Verificando que Portugal não tinha qualquer intenção de cumprir com a sua parte do acordo, os mouros reflectem a sua fúria no cativo, intensificando, a partir daí, maus-tratos e desconsiderações de todo o tipo sobre Fernando. Encerrado numa torre e posto a ferros, o infante sofre fome, sede, agressões, humilhações de toda a sorte, é escravizado, forçado a pesados trabalhos agrícolas, a limpar cavalos e estrebarias, etc. Ainda assim, e aceitando tudo isto com pacífica resignação, o infante chega a escrever ao seu irmão, o rei D. Duarte, pedindo-lhe que não cedesse, pois que Ceuta era mais importante que a sua vida. Durante seis anos, este homem, filho de rei, permanece ao livre dispor do principal inimigo de Portugal, que lhe faz sentir na carne todas as humilhações e sofrimentos que a medida do ódio muçulmano então comportava. Assim, tendo passado uns derradeiros 15 meses encerrado num cárcere de Fez, isolado, escuro e sem qualquer contacto humano, o infante acaba por morrer, contando apenas 41 anos, a 5 de Junho de 1443. Muitas foram ainda as malfeitorias que os mouros fizeram ao cadáver, embalsamado e exposto em público, pendurado às avessas, nu, à porta da cidade para chacota popular. Seria apenas resgatado largos anos depois, já ao tempo das expedições africanas de D. Afonso V, seu sobrinho.
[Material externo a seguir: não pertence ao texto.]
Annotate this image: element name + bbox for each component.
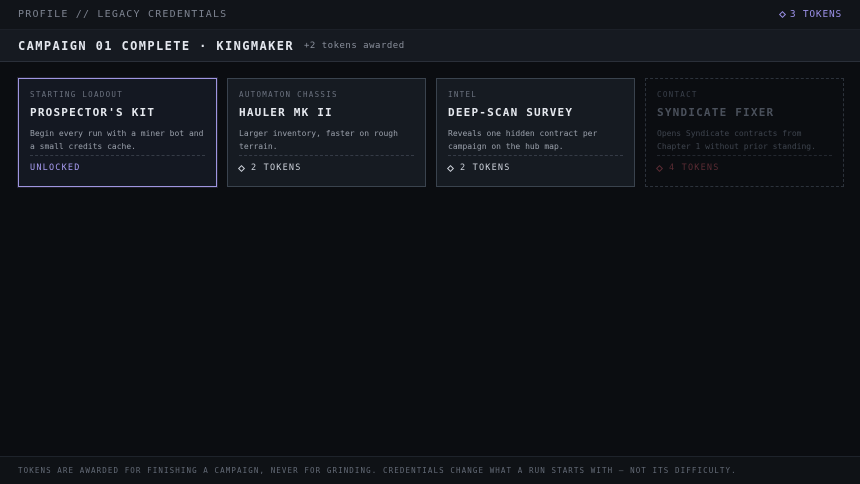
card-category: CONTACT	[657, 90, 698, 99]
banner-subtitle: +2 tokens awarded	[304, 40, 405, 51]
card-cost-label: 4 TOKENS	[669, 163, 720, 173]
card-description: Larger inventory, faster on rough terrai…	[239, 129, 398, 151]
token-icon	[237, 164, 246, 172]
breadcrumb: PROFILE // LEGACY CREDENTIALS	[18, 9, 228, 20]
card-description: Begin every run with a miner bot and a s…	[30, 129, 204, 151]
card-divider	[448, 155, 623, 156]
token-icon	[655, 164, 664, 172]
card-cost-label: 2 TOKENS	[251, 163, 302, 173]
card-status: UNLOCKED	[30, 163, 205, 173]
token-icon	[446, 164, 455, 172]
card-cost: 2 TOKENS	[237, 163, 414, 173]
card-title: HAULER MK II	[239, 106, 333, 119]
card-title: PROSPECTOR'S KIT	[30, 106, 156, 119]
card-divider	[30, 155, 205, 156]
card-syndicate-fixer[interactable]: CONTACT SYNDICATE FIXER Opens Syndicate …	[645, 78, 844, 187]
campaign-banner: CAMPAIGN 01 COMPLETE · KINGMAKER +2 toke…	[0, 30, 860, 62]
banner-title: CAMPAIGN 01 COMPLETE · KINGMAKER	[18, 38, 294, 53]
footer-note: TOKENS ARE AWARDED FOR FINISHING A CAMPA…	[0, 456, 860, 484]
card-cost: 2 TOKENS	[446, 163, 623, 173]
card-hauler-mk-ii[interactable]: AUTOMATON CHASSIS HAULER MK II Larger in…	[227, 78, 426, 187]
card-prospectors-kit[interactable]: STARTING LOADOUT PROSPECTOR'S KIT Begin …	[18, 78, 217, 187]
card-status-label: UNLOCKED	[30, 163, 81, 173]
token-balance: 3 TOKENS	[778, 9, 842, 20]
card-cost: 4 TOKENS	[655, 163, 832, 173]
card-divider	[657, 155, 832, 156]
card-divider	[239, 155, 414, 156]
card-title: DEEP-SCAN SURVEY	[448, 106, 574, 119]
card-category: AUTOMATON CHASSIS	[239, 90, 338, 99]
card-title: SYNDICATE FIXER	[657, 106, 775, 119]
card-cost-label: 2 TOKENS	[460, 163, 511, 173]
footer-text: TOKENS ARE AWARDED FOR FINISHING A CAMPA…	[18, 466, 737, 475]
card-deep-scan-survey[interactable]: INTEL DEEP-SCAN SURVEY Reveals one hidde…	[436, 78, 635, 187]
token-balance-label: 3 TOKENS	[789, 9, 842, 20]
token-icon	[778, 10, 786, 19]
card-category: STARTING LOADOUT	[30, 90, 124, 99]
card-category: INTEL	[448, 90, 478, 99]
card-description: Opens Syndicate contracts from Chapter 1…	[657, 129, 816, 151]
top-bar: PROFILE // LEGACY CREDENTIALS 3 TOKENS	[0, 0, 860, 30]
credential-cards: STARTING LOADOUT PROSPECTOR'S KIT Begin …	[18, 78, 844, 187]
card-description: Reveals one hidden contract per campaign…	[448, 129, 598, 151]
Para a História e para que conste também, fica a atitude do Infante D. Henrique, que tendo pronto trocado a sua liberdade pelo cativeiro do irmão, foi capaz de viver e permitir que o reino vivesse, apesar do martírio do infante e até que tudo esquecesse. Contudo, e tendo nunca esquecido tal martírio e tamanha abnegação, o povo, esse o elevou a santo e “Infante Santo” ficou, até hoje, 563 anos passados da sua triste morte, que agora se assinala.